On September 25, 2008, Chase entered into a Purchase and Assumption Agreement ("P&A Agreement") with Washington Mutual, which was then under a receivership with the Federal Deposit Insurance Corporation ("FDIC"). (Cho Decl., Ex. B.) Under the P&A Agreement, Chase assumed "all duties and obligations with respect to [Washington Mutual's] debit and credit card business," and received all records pertaining to the credit card business. (P&A Agreement, §§ 4.2, 6.1.) Five months later, on February 19, 2009, Plaintiffs' counsel sent a letter to Washington Mutual ordering it to cease and desist all communications with Plaintiffs and informing it that the debt was disputed.
Plaintiffs contend their counsel's letter to Washington Mutual provided notice to Chase because Chase acquired Plaintiffs' credit card account and Plaintiffs' certified mail receipt was signed. Chase, however, already had acquired Plaintiffs' credit card account at the time Plaintiffs sent the letter and thus, there was no reason to provide notice to Washington Mutual. Although the mail receipt was signed, it is unclear what entity was located at that address at that time. Chase had acquired certain assets of Washington Mutual, but Washington Mutual itself was under a receivership operated by the FDIC. The certified mail receipt does not show that Chase received the letter.
Plaintiffs next contend that Chase had notice of the letter because the P&A Agreement transferred records to Chase.

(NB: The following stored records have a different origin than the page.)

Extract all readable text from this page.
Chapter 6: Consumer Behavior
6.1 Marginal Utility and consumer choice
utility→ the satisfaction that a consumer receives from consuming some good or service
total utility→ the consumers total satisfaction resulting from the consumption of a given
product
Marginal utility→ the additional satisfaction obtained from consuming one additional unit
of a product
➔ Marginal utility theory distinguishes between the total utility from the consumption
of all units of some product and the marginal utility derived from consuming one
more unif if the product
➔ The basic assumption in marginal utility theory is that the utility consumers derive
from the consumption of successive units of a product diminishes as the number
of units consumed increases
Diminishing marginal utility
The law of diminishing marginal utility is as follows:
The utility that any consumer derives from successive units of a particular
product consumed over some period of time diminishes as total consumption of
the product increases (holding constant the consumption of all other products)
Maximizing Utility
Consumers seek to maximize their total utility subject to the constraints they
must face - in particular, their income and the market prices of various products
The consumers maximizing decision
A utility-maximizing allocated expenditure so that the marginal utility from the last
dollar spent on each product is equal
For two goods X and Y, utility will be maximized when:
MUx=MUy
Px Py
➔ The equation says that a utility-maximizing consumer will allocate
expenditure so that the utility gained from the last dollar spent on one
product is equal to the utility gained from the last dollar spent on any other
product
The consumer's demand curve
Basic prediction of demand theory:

However, that transfer of records would have occurred in September 2008, when Chase entered into the P&A Agreement, not five months after the fact when Washington Mutual no longer existed. Similarly, Plaintiffs' argument that notice is imputed to Chase as the successor to Plaintiffs' account fails. The cases cited by Plaintiffs do not advance their cause because those cases involve situations where the information was known prior to transfer of ownership. See In re Crown Vantage, Inc., 2004 U.S. Dist. LEXIS 13810, *23-24 (N.D. Cal. 2004) (holding that corporation, after a transfer of ownership, was bound by knowledge it acquired before transfer); Ojavan Investors Inc., v. California Coastal Comm'n, 26 Cal. App. 4th 516, 527 (1994) (successors-in-interest to land bound by restrictions previously agreed to by predecessors-in-interest). Plaintiffs do not provide any authority for the proposition that Chase is imputed with knowledge of information provided to Washington Mutual after Chase had acquired ownership of Washington Mutual's assets. Likewise, Plaintiffs' argument that Chase's billing statement did not provide an address for credit notices is unavailing because the billing statements gave Plaintiffs notice that the cease and desist letter should go to Chase, not Washington Mutual.*fn2
Finally, Plaintiffs allege they gave verbal notice to Chase in addition to written notice. The complaint alleges that "sometime during March through May Plaintiff Patricia Thompson did give verbal notice to Defendants to stop calling." (FAC ¶ 28.) This conclusory allegation does not establish Chase received notice that Plaintiffs were represented by counsel or that the account was disputed.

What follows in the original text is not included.